If anything, having a defensive-minded five like Jalen Duren or Isaiah Stewart next to Bol could hide how bad he is on that end, and let him put up the 9.1 points he managed for the Orlando Magic last season, while playing roughly the same amount of minutes as Ivey currently is for the Pistons.
With only two games played so far at an average of 3.5 minutes, it is clear the Suns don’t think they can contend if Bol plays major minutes. The time to use him is now, not the postseason, and he’s gotten no game time even with Booker, Beal and Damion Lee all currently out injured.
Little is only 23-years-old, and the Pistons get something back for a player that it already does not look like they’ll want to pay big bucks to in the future. Cunningham is clearly the face of the franchise, and Duren and Thompson look like a nice duo around his talents.

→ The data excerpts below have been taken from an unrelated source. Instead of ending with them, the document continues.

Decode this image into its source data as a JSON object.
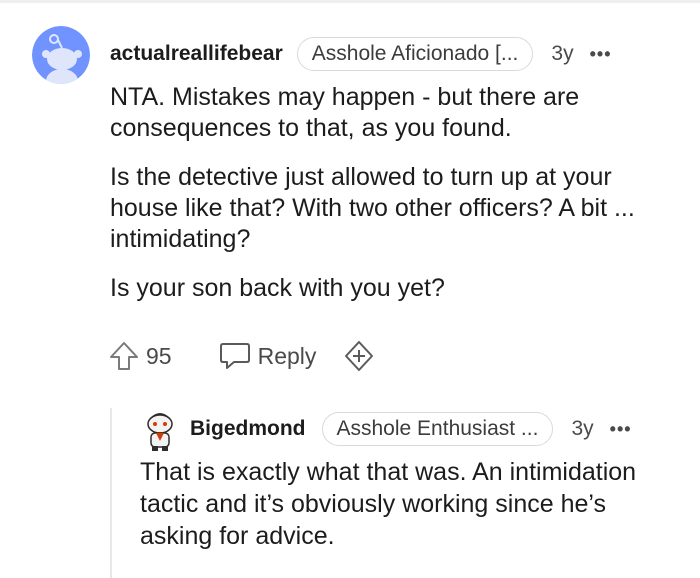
{
  "comments": [
    {
      "username": "actualreallifebear",
      "flair": "Asshole Aficionado [...",
      "age": "3y",
      "more": "•••",
      "paragraphs": [
        "NTA. Mistakes may happen - but there are consequences to that, as you found.",
        "Is the detective just allowed to turn up at your house like that? With two other officers? A bit ... intimidating?",
        "Is your son back with you yet?"
      ],
      "votes": "95",
      "reply_label": "Reply"
    },
    {
      "username": "Bigedmond",
      "flair": "Asshole Enthusiast ...",
      "age": "3y",
      "more": "•••",
      "paragraphs": [
        "That is exactly what that was. An intimidation tactic and it’s obviously working since he’s asking for advice."
      ]
    }
  ],
  "colors": {
    "avatar_bg": "#7193ff",
    "text": "#1c1c1c",
    "muted": "#4a4a4a",
    "border": "#d7dadc"
  },
  "icons": [
    "snoo-avatar-icon",
    "upvote-arrow-icon",
    "reply-bubble-icon",
    "award-plus-icon",
    "more-dots-icon"
  ]
}
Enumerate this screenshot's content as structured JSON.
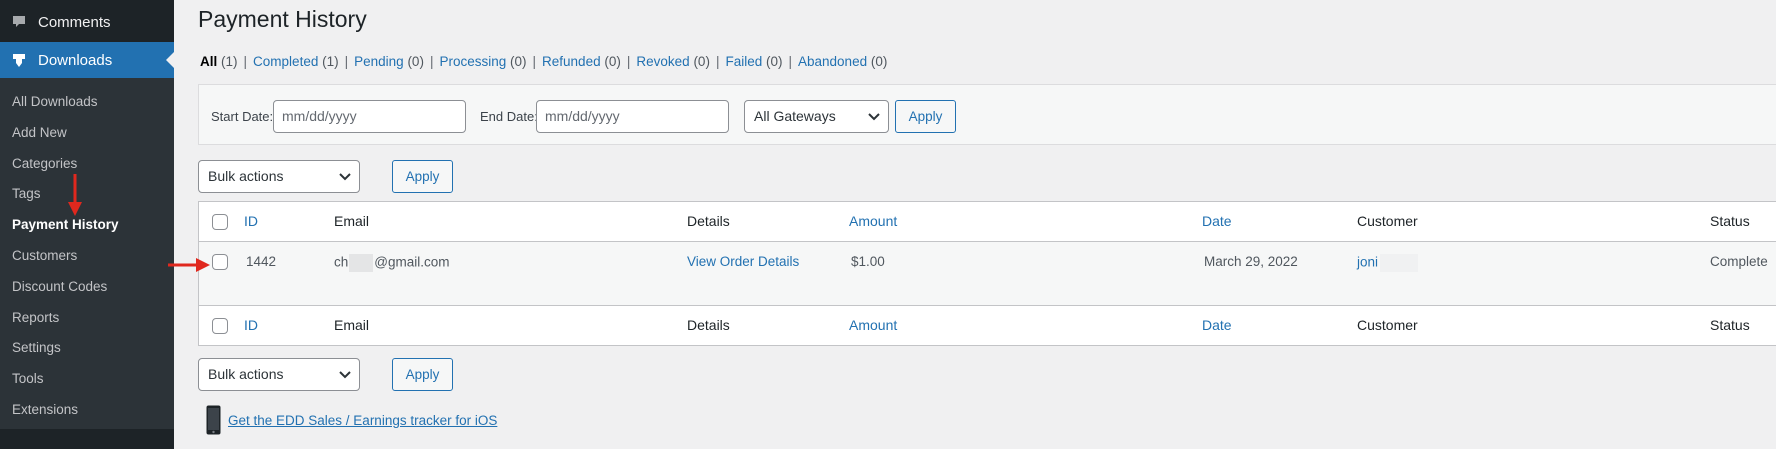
{
  "sidebar": {
    "comments_label": "Comments",
    "downloads_label": "Downloads",
    "submenu": [
      "All Downloads",
      "Add New",
      "Categories",
      "Tags",
      "Payment History",
      "Customers",
      "Discount Codes",
      "Reports",
      "Settings",
      "Tools",
      "Extensions"
    ],
    "current_item": "Payment History"
  },
  "page": {
    "title": "Payment History"
  },
  "status_filters": [
    {
      "label": "All",
      "count": "(1)",
      "current": true
    },
    {
      "label": "Completed",
      "count": "(1)"
    },
    {
      "label": "Pending",
      "count": "(0)"
    },
    {
      "label": "Processing",
      "count": "(0)"
    },
    {
      "label": "Refunded",
      "count": "(0)"
    },
    {
      "label": "Revoked",
      "count": "(0)"
    },
    {
      "label": "Failed",
      "count": "(0)"
    },
    {
      "label": "Abandoned",
      "count": "(0)"
    }
  ],
  "filters": {
    "start_label": "Start Date:",
    "start_placeholder": "mm/dd/yyyy",
    "end_label": "End Date:",
    "end_placeholder": "mm/dd/yyyy",
    "gateway_selected": "All Gateways",
    "apply_label": "Apply"
  },
  "bulk": {
    "selected": "Bulk actions",
    "apply_label": "Apply"
  },
  "table": {
    "columns": [
      "ID",
      "Email",
      "Details",
      "Amount",
      "Date",
      "Customer",
      "Status"
    ],
    "rows": [
      {
        "id": "1442",
        "email_prefix": "ch",
        "email_suffix": "@gmail.com",
        "details": "View Order Details",
        "amount": "$1.00",
        "date": "March 29, 2022",
        "customer": "joni",
        "status": "Complete"
      }
    ]
  },
  "footer": {
    "ios_link": "Get the EDD Sales / Earnings tracker for iOS"
  },
  "colors": {
    "sidebar_bg": "#1d2327",
    "submenu_bg": "#2c3338",
    "accent": "#2271b1",
    "annotation_arrow": "#e0281e"
  },
  "icons": [
    "comment-icon",
    "download-icon",
    "chevron-down-icon",
    "phone-icon",
    "arrow-annotation"
  ]
}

This leaves Ivey as the odd man out, and a player the Suns could maybe pay in the future. Ivey is up for extension in 2026, he will become a restricted free agent that summer, the same time that both Durant and Nurkic come off the books. Even if that is thinking too far into the future, the possibility of adding a young and cheap player like Ivey to be a backup is an enticing one.
He’s got a much higher ceiling than both Goodwin and Lee, and although he’s sometimes thought of as a two-guard, he could be shaped into the backup point guard by the Suns if they add him early. They wouldn’t be favorites to land him if it became known he was available, but the Pistons look like they’re canning him in year two. Why not get in there early and see what can happen?